The UN official noted that 74 violent incidents affecting humanitarian personnel, health facilities and assets had been registered in the Horn of Africa country since the beginning of 2018. Seven humanitarian workers have died thus far this year and another ten have been injured.
Of the 18 humanitarian workers who have been kidnapped this year, six remain in the custody of their captors, including the German nurse Sonja Nientiet who was working with the International Committee of the Red Cross when she was abducted in the capital, Mogadishu, last May.
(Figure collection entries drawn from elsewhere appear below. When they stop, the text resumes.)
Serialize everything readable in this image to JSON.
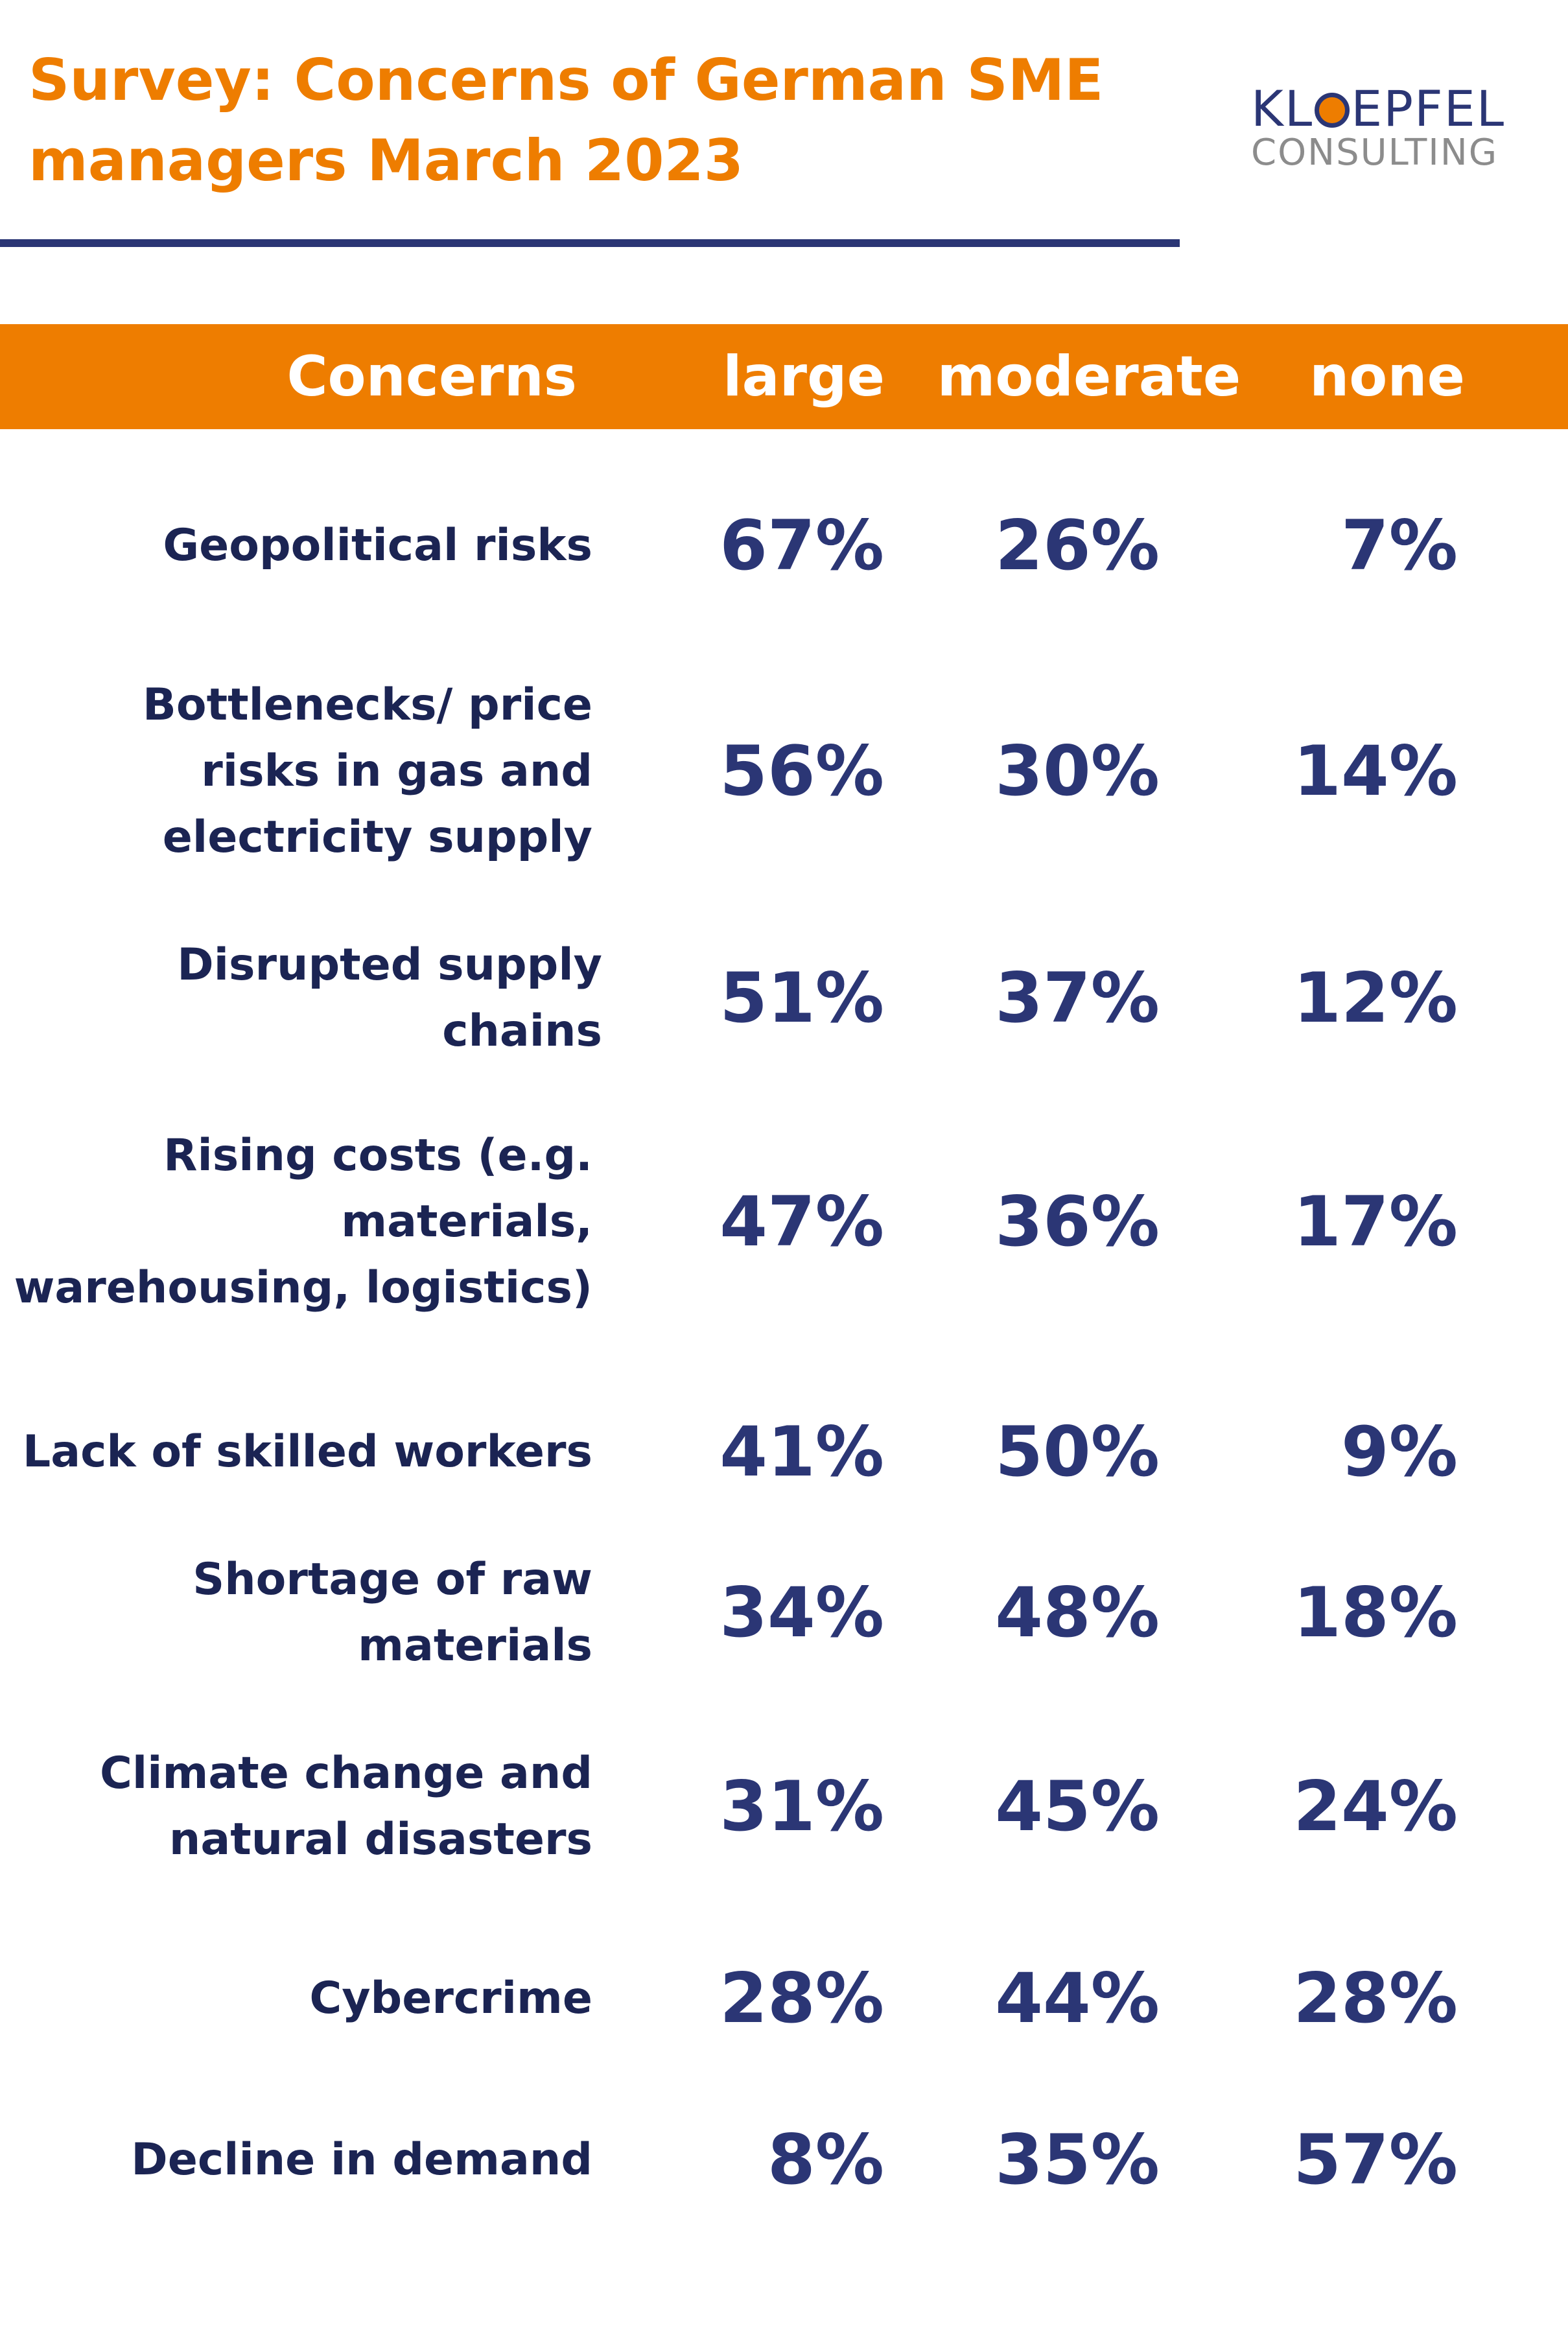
{
  "title": "Survey: Concerns of German SME managers March 2023",
  "logo": {
    "top": "KL",
    "o": "O",
    "rest": "EPFEL",
    "bottom": "CONSULTING"
  },
  "colors": {
    "accent": "#ee7d00",
    "navy": "#2b3675",
    "dark_text": "#1b2453",
    "logo_grey": "#8c8c8c"
  },
  "chart_data": {
    "type": "table",
    "title": "Survey: Concerns of German SME managers March 2023",
    "columns": [
      "Concerns",
      "large",
      "moderate",
      "none"
    ],
    "rows": [
      {
        "concern": "Geopolitical risks",
        "large": "67%",
        "moderate": "26%",
        "none": "7%"
      },
      {
        "concern": "Bottlenecks/ price risks in gas and electricity supply",
        "large": "56%",
        "moderate": "30%",
        "none": "14%"
      },
      {
        "concern": "Disrupted supply chains",
        "large": "51%",
        "moderate": "37%",
        "none": "12%"
      },
      {
        "concern": "Rising costs (e.g. materials, warehousing, logistics)",
        "large": "47%",
        "moderate": "36%",
        "none": "17%"
      },
      {
        "concern": "Lack of skilled workers",
        "large": "41%",
        "moderate": "50%",
        "none": "9%"
      },
      {
        "concern": "Shortage of raw materials",
        "large": "34%",
        "moderate": "48%",
        "none": "18%"
      },
      {
        "concern": "Climate change and natural disasters",
        "large": "31%",
        "moderate": "45%",
        "none": "24%"
      },
      {
        "concern": "Cybercrime",
        "large": "28%",
        "moderate": "44%",
        "none": "28%"
      },
      {
        "concern": "Decline in demand",
        "large": "8%",
        "moderate": "35%",
        "none": "57%"
      }
    ]
  }
}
The Humanitarian Coordinator said that although the number of aid workers who have been targeted in 2018 is lower than the figure for last year, the practice remains a cause for concern.
Somalia’s federal government has vowed to take action to reduce the threats facing aid workers.
“Our ministry will work on getting strong policies that protect the well-being of civilians, aid and health workers,” the federal Minister of Humanitarian Affairs and Disaster Management, Hamza Said Hamza, said at today’s event.